We are ready to find all the possible placements of 8 queens on a 8x8 chess-board such that no two attack each other.
?- place([(1,Y1),(2,Y2),(3,Y3),(4,Y4),(5,Y5),(6,Y6),(7,Y7),(8,Y8)]).
Y1 = 4, Y2 = 2, Y3 = 7, Y4 = 3, Y5 = 6, Y6 = 8, Y7 = 5, Y8 = 1 ;
Y1 = 5, Y2 = 2, Y3 = 4, Y4 = 7, Y5 = 3, Y6 = 8, Y7 = 6, Y8 = 1 ;
Y1 = 3, Y2 = 5, Y3 = 2, Y4 = 8, Y5 = 6, Y6 = 4, Y7 = 7, Y8 = 1 ;
Y1 = 3, Y2 = 6, Y3 = 4, Y4 = 2, Y5 = 8, Y6 = 5, Y7 = 7, Y8 = 1 ;
Y1 = 5, Y2 = 7, Y3 = 1, Y4 = 3, Y5 = 8, Y6 = 6, Y7 = 4, Y8 = 2 ;
Y1 = 4, Y2 = 6, Y3 = 8, Y4 = 3, Y5 = 1, Y6 = 7, Y7 = 5, Y8 = 2 ;
Y1 = 3, Y2 = 6, Y3 = 8, Y4 = 1, Y5 = 4, Y6 = 7, Y7 = 5, Y8 = 2 ;
Y1 = 5, Y2 = 3, Y3 = 8, Y4 = 4, Y5 = 7, Y6 = 1, Y7 = 6, Y8 = 2 ;
Y1 = 5, Y2 = 7, Y3 = 4, Y4 = 1, Y5 = 3, Y6 = 8, Y7 = 6, Y8 = 2 ;
Y1 = 4, Y2 = 1, Y3 = 5, Y4 = 8, Y5 = 6, Y6 = 3, Y7 = 7, Y8 = 2 .
Exercise
The 8 queens program above, uses the generate and test paradigm.
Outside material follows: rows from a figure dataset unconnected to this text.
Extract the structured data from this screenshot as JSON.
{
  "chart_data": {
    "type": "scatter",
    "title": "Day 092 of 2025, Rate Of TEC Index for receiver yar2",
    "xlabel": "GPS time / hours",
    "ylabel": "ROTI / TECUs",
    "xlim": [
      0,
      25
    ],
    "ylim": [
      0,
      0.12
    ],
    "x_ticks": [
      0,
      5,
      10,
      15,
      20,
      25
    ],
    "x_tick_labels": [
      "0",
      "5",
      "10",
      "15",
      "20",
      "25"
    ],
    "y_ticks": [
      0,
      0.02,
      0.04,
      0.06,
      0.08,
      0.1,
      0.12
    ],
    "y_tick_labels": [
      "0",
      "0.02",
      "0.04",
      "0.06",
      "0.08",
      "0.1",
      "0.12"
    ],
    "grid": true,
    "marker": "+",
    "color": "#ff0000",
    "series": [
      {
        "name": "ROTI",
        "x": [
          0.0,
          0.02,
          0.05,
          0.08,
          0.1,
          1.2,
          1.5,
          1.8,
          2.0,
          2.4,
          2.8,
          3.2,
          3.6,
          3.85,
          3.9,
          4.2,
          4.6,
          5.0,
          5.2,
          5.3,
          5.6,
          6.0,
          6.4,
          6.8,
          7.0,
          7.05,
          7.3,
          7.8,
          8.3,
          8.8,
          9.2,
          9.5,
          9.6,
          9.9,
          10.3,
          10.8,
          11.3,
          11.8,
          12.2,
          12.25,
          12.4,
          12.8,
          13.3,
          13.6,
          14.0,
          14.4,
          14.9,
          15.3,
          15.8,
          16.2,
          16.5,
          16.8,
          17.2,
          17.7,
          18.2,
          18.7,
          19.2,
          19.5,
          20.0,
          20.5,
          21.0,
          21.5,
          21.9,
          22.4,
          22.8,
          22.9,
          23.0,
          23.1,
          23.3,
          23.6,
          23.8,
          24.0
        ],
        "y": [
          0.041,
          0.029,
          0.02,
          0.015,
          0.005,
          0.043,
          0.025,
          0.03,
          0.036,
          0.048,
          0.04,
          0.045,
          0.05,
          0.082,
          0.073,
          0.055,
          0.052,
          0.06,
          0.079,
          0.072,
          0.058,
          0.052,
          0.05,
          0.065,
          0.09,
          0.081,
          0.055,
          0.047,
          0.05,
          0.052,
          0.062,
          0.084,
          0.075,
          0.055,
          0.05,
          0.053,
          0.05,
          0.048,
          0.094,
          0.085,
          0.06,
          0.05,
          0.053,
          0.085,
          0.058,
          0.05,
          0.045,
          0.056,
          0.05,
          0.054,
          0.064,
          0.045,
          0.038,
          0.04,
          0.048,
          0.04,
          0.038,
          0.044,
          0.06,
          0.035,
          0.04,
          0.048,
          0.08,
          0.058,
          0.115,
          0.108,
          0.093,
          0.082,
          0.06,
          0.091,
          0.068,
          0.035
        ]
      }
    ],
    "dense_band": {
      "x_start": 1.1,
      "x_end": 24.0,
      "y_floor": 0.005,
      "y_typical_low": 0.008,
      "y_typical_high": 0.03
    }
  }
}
Consider the first sub goal place(R), upon return from this call variables Y2, ..., Y8 all have assigned. Let YL be the list of values assigned.
How about choosing a value for Y1 which does not conflict with any of the assignment to Y2, ..., Y8? One way to perform this to replace member(Y,[1..8]) with a new predicate choose(Y, L). This new predicate chooses a value for Y from elements in L (non-deterministically ofcourse), and then we construct L by removing the values that conflict with the previous assignments (conflicting with YL in our example).
- Modify the code above to implement the operation above.
- Is the predicate
checkstill needed? - Read the documentation on the builtin predicate
statistics. Use it to compare the run time of the two versions. - Which version runs faster? Can you give reasons why?